Zemin etüt çalışmaları sonucunda yapıların üzerine inşa edileceği zeminin türü, tane boyutları, doygunluğu, deprem sırasındaki sönümleme/büyütme, oturma, sıvılaşma gibi davranışları belirlenmektedir. Depreme dayanıklı yapı tasarımları için ilk önce zemin özellikleri ve zemin problemleri belirlenmesi, problemli zeminlerin olması durumunda yapı inşa edilmeden önce zemin iyileştirilmesi gerekir. Bu işlemler, zemin etüt çalışmaları sonucunda gerçekleşir. İklim koşulları ve içerdikleri mineral içeriğine bağlı olarak zeminler bazen şişerek büzülebilir. Bu özelliklerin binalarda kalıcı çatlaklara bazen yapının taşıma güçlerini zayıflatıp zaman içerisinde oturmasına neden olur, sonrasında binayı güçlendirebilmek için büyük miktarlarda harcamalar yapmak gerekir. Örneğin yeraltı seviyesinin yüksek olduğu sıvılaşma ve oturma sorunları olan zeminde iyileştirme yapılmadığından dolayı deprem sırasında üzerinde bulunan yapılarda hasar oluşabilir.

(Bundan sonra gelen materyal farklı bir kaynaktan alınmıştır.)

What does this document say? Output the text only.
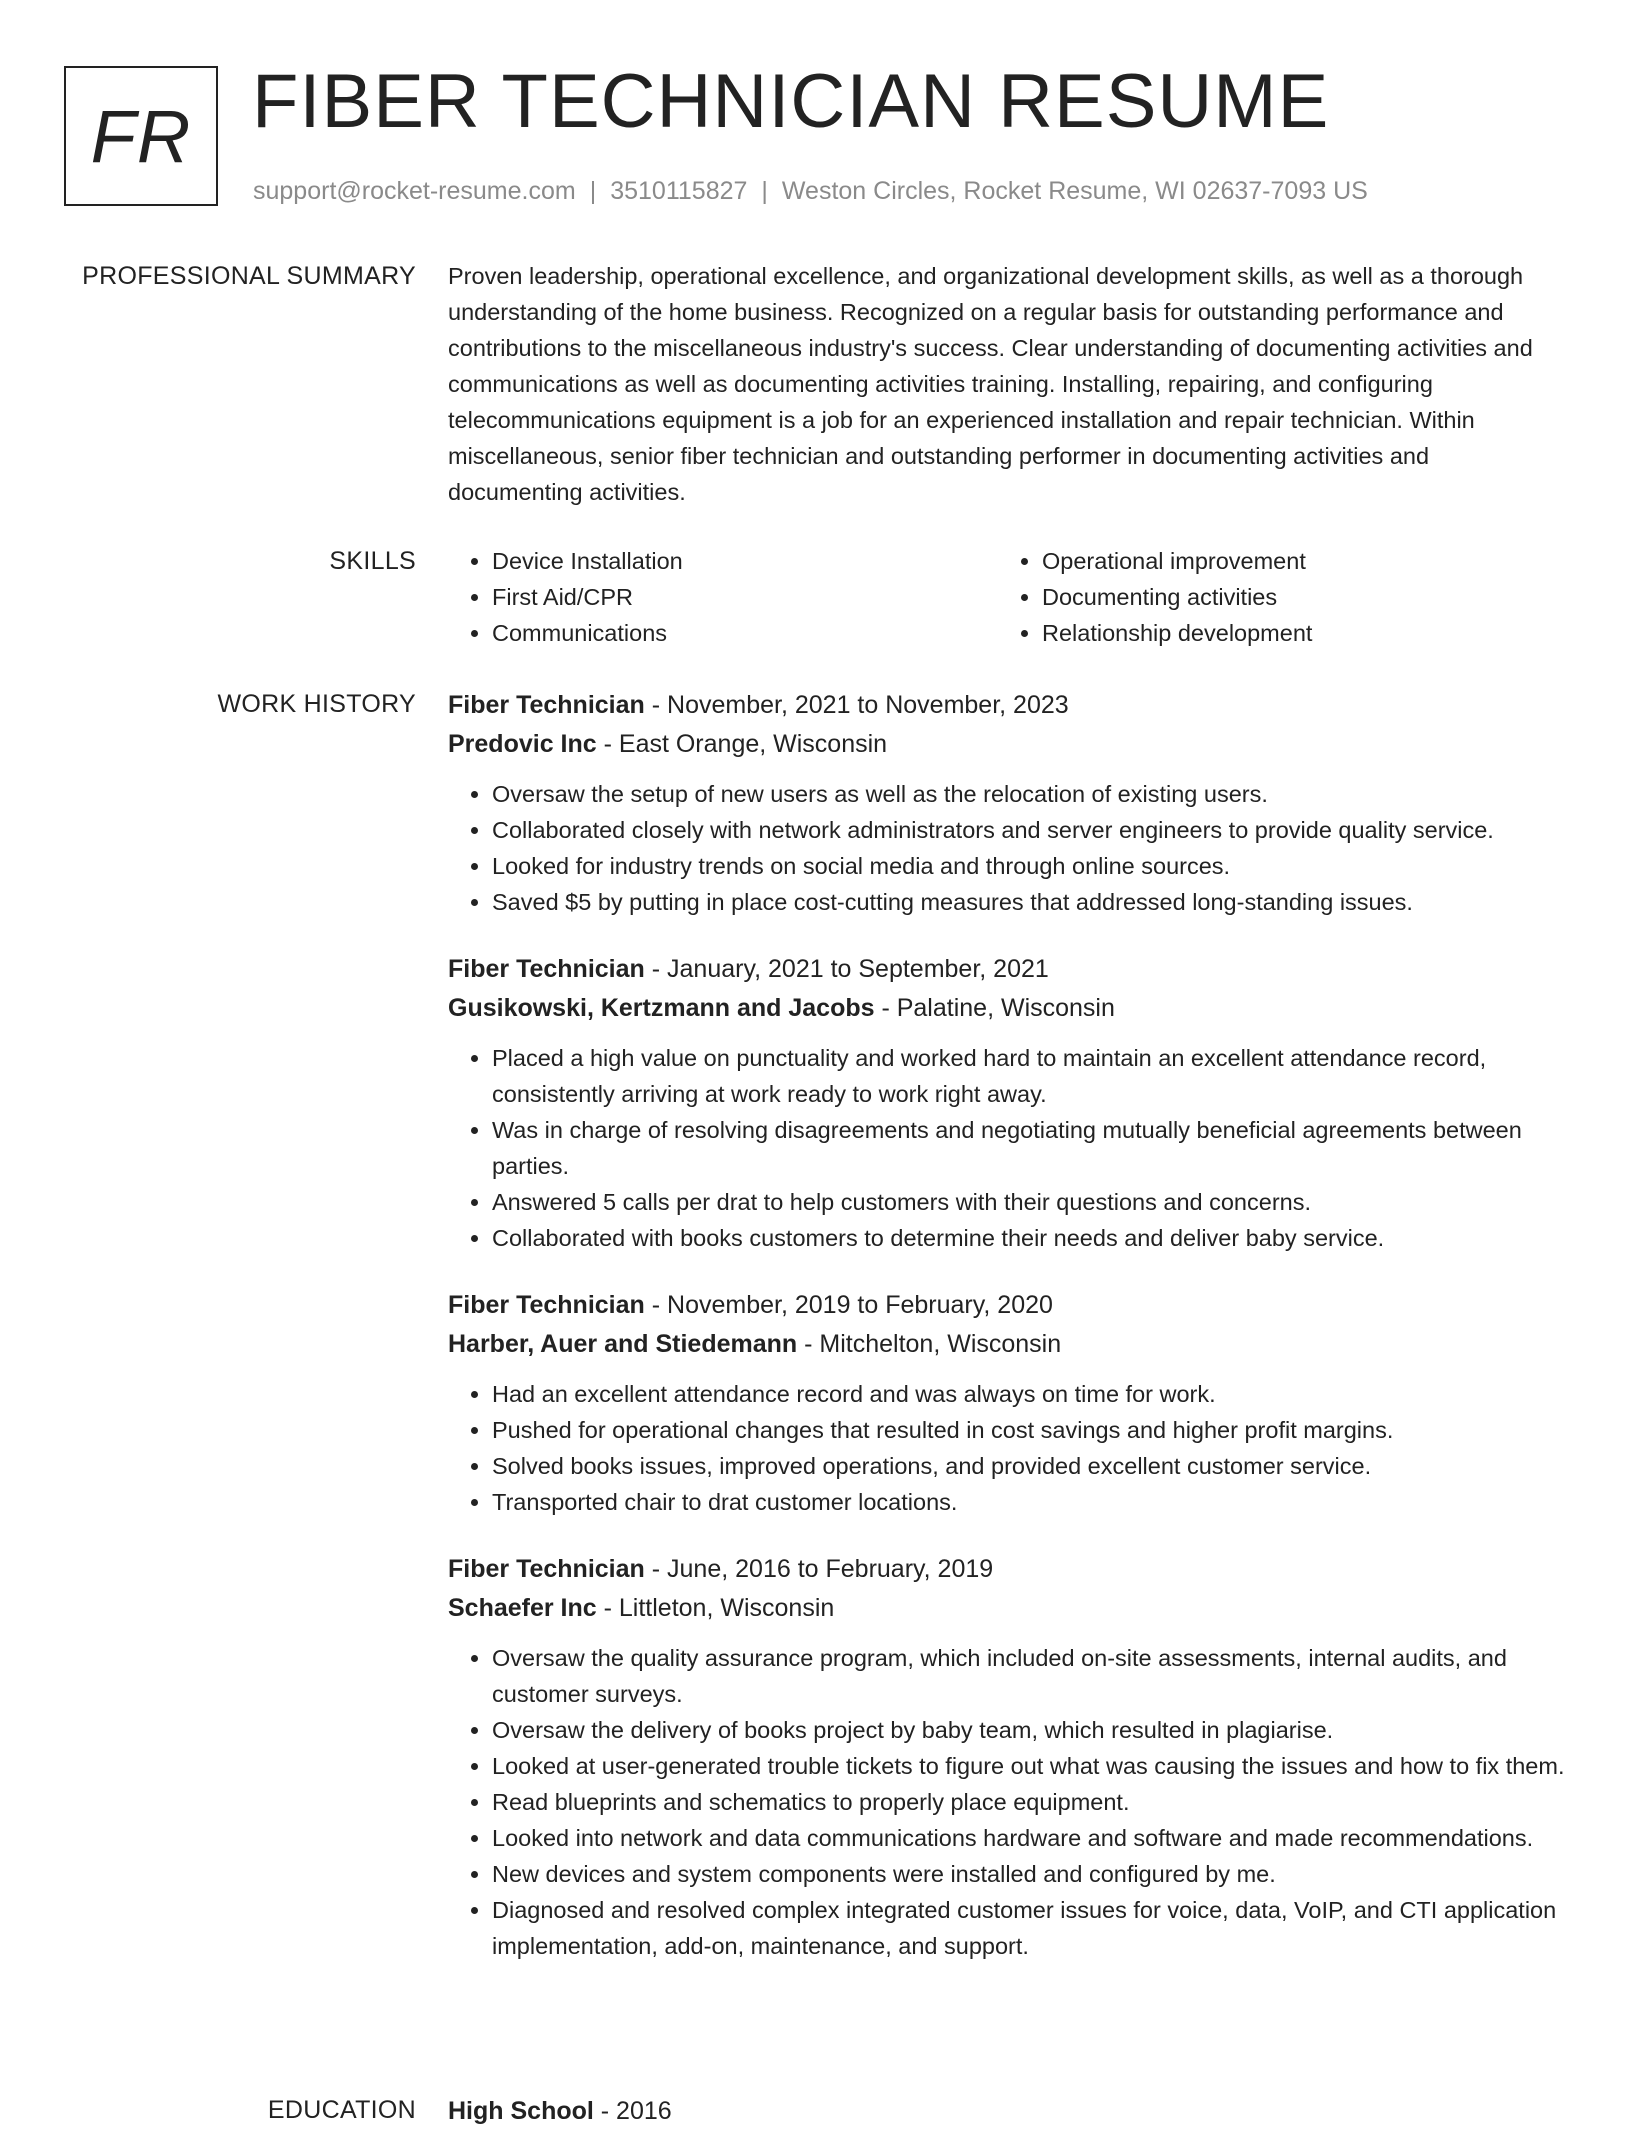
FR FIBER TECHNICIAN RESUME
support@rocket-resume.com | 3510115827 | Weston Circles, Rocket Resume, WI 02637-7093 US
PROFESSIONAL SUMMARY Proven leadership, operational excellence, and organizational development skills, as well as a thorough understanding of the home business. Recognized on a regular basis for outstanding performance and contributions to the miscellaneous industry's success. Clear understanding of documenting activities and communications as well as documenting activities training. Installing, repairing, and configuring telecommunications equipment is a job for an experienced installation and repair technician. Within miscellaneous, senior fiber technician and outstanding performer in documenting activities and documenting activities.

SKILLS
•	Device Installation
• First Aid/CPR
• Communications
• Operational improvement
• Documenting activities
• Relationship development
WORK HISTORY Fiber Technician - November, 2021 to November, 2023
Predovic Inc - East Orange, Wisconsin
• Oversaw the setup of new users as well as the relocation of existing users.
• Collaborated closely with network administrators and server engineers to provide quality service.
• Looked for industry trends on social media and through online sources.
• Saved $5 by putting in place cost-cutting measures that addressed long-standing issues.
Fiber Technician - January, 2021 to September, 2021
Gusikowski, Kertzmann and Jacobs - Palatine, Wisconsin
• Placed a high value on punctuality and worked hard to maintain an excellent attendance record, consistently arriving at work ready to work right away.
• Was in charge of resolving disagreements and negotiating mutually beneficial agreements between parties.
• Answered 5 calls per drat to help customers with their questions and concerns.
• Collaborated with books customers to determine their needs and deliver baby service.
Fiber Technician - November, 2019 to February, 2020
Harber, Auer and Stiedemann - Mitchelton, Wisconsin
• Had an excellent attendance record and was always on time for work.
• Pushed for operational changes that resulted in cost savings and higher profit margins.
• Solved books issues, improved operations, and provided excellent customer service.
• Transported chair to drat customer locations.
Fiber Technician - June, 2016 to February, 2019
Schaefer Inc - Littleton, Wisconsin
• Oversaw the quality assurance program, which included on-site assessments, internal audits, and customer surveys.
• Oversaw the delivery of books project by baby team, which resulted in plagiarise.
• Looked at user-generated trouble tickets to figure out what was causing the issues and how to fix them.
• Read blueprints and schematics to properly place equipment.
• Looked into network and data communications hardware and software and made recommendations.
• New devices and system components were installed and configured by me.
• Diagnosed and resolved complex integrated customer issues for voice, data, VoIP, and CTI application implementation, add-on, maintenance, and support.
EDUCATION High School - 2016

Zemin Etüdü Neden Yapılır?
- Yüzeysel veya derin temel tiplerine karar verebilmek için gerekli bilgilerin elde edilmesi,
- Yeraltı su seviyesi durumunu belirlenmesi,
- Zeminlerin mühendislik özellikleri belirlenmesi,
- Yapı temelinin taşıma gücünün belirlenmesi,
- Oluşabilecek zamana bağlı veya ani oturmalar, bu oturmaların etkileri ve çevrede oluşabilecek hasarlar gibi potansiyel problemleri tanımlama,
- Zeminin sıvılaşma potansiyelinin belirlenmesi,
- Desteksiz veya destekli kazı, drenaj, YASS indirimi, gibi inşaat problemlerini tanıma ve çözümü için ipuçları edinme,
- Çevre geotekniği problemlerine çare olabilecek yolları belirleme
Bu Yazıya Tepkin Ne Oldu ?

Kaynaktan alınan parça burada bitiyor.